Green Bonds are a new financial instrument, designed to overcome the difficulties of financing public and private green development projects, especially in countries without perfect financial stability. These bonds involve more stringent oversight and reporting standards than traditional bonds. Yet despite the higher transparency requirements this bond market is growing exponentially. Both Sri Lankan government agencies and private businesses would have to adapt in order to meet these standards, but given the current state of disastrous credit drought, it seems a small price to pay.

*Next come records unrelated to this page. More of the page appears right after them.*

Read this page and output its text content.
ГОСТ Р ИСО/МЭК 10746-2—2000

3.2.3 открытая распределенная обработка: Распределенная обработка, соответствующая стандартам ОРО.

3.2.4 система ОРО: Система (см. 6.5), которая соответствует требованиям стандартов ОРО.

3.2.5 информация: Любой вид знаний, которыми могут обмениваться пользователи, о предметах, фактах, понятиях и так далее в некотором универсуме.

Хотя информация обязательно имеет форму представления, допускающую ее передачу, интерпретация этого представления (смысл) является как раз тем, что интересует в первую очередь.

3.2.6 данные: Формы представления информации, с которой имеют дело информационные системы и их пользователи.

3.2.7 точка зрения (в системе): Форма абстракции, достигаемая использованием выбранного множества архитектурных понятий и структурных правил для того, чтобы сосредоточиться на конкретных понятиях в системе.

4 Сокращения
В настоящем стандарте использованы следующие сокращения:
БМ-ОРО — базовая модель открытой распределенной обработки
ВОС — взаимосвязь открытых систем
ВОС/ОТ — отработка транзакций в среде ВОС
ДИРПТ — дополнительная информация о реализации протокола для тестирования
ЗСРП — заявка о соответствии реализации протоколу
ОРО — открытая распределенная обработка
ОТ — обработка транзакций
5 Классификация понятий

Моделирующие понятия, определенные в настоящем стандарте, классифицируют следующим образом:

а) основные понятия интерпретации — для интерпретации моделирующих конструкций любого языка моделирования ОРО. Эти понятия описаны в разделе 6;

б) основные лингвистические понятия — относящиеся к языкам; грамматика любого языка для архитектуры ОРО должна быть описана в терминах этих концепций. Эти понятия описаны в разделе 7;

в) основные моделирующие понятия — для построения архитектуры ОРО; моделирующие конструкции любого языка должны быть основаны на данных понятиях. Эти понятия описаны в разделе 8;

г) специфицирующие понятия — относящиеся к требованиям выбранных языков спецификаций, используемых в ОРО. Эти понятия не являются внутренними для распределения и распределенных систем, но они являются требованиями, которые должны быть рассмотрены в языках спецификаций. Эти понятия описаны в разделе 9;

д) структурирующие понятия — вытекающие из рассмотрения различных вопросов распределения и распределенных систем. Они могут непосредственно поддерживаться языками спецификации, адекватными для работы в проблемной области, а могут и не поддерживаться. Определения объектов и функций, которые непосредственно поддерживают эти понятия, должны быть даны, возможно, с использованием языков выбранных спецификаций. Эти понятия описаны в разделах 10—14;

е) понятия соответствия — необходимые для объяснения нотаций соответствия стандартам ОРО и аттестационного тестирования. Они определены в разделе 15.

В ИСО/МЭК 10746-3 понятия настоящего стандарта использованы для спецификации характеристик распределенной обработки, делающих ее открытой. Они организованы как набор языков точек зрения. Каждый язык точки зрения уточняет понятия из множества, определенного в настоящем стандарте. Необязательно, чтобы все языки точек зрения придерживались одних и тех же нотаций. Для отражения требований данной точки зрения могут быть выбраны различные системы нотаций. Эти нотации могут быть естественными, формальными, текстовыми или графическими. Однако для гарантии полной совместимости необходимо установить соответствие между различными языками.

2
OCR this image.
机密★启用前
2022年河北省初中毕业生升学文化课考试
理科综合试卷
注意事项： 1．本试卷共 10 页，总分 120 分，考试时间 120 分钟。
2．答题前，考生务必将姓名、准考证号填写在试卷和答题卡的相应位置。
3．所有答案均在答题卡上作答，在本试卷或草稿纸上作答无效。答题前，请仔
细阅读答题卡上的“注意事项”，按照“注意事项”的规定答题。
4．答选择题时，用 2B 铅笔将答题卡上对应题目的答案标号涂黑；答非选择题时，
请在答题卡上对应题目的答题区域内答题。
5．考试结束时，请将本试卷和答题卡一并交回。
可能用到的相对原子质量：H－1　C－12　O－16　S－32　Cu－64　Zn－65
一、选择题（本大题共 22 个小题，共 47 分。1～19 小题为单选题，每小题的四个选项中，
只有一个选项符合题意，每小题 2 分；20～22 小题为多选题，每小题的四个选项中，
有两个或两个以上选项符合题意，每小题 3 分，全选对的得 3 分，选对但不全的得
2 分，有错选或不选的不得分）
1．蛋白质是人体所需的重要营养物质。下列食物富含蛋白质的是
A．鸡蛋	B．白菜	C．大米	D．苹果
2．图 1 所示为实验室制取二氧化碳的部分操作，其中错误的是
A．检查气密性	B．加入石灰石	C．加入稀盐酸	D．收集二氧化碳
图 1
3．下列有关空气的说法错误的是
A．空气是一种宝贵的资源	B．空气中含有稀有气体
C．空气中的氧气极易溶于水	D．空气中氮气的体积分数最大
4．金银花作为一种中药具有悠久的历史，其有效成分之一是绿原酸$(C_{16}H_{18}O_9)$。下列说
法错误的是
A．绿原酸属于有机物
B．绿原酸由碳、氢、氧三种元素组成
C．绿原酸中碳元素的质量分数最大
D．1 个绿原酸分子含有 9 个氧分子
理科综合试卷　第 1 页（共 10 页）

At a time when Sri Lanka will be struggling to access other lines of credit, these green bonds would serve a dual purpose. First, to stimulate the economy in the aggregate, and second to reduce the monthly expenditure on imported fuel. At this point the levelized cost of energy for solar and offshore wind power are significantly lower than diesel-burning plants. Given the fact that fuel imports are the largest category of dollar expenditures in the economy, such projects can only serve to help Sri Lanka’s balance of payments. Though foolish spending has wounded the nation’s balance sheet, smart investment could stanch the bleeding.
But these types of bold ideas are far from what is on offer from the current government. They had their chance to access the green bond market before the crisis but they chose not to. It seems that politicians in the ruling party have little interest in taking money that cannot be diverted towards personal enrichment. Once again, what is in the best economic interest of Sri Lanka is complete system change.
Unfortunately, even ambitious political and economic ideas will not address the immediate pain of this crisis. Which brings me to the bitter reality of the short term. The coming months will be brutal for the people of Sri Lanka. Imported fuel, medicine, and food, will be in supply only through the largesse of trading partners. Shortages of vital supplies will only compound existing problems with local food production. This will be a time when the priorities of a nation will be tested, and the threat of hunger looms large. But even through the darkness there is hope on the streets right now.
The spirit of these protests, the spontaneous social cohesion, the joy and common purpose, these are precisely what will deliver the people through calamity. While this government has shown time and again that it acts only for itself at the expense of the people, the protests show the possibility of a different kind of politics. It is the politics of genuine brotherhood, of solidarity, and of a humble yet unshakeable patriotism. It is, one can only hope, the politics of the future.
Over the coming months there is no king coming to save Sri Lanka, and there is no bailout to be had. All that can be done is to mitigate the inevitable harm. These times call normal citizens to feed the hungry, to comfort the afflicted, and to recognize the common humanity in struggle.
There are no stirring words, nor are there clever plans that will come to the aid of the people in the coming months. It will be only the common heroism of everyday citizens that will deliver the country, from one meal to the next.
In the short term the people of Sri Lanka have only each other. They have only the ties that bind them, and their willingness to work together towards a better future. May history prove it was all they needed for victory.
*The writer is an independent analyst, and lives in Austin, Texas, USA.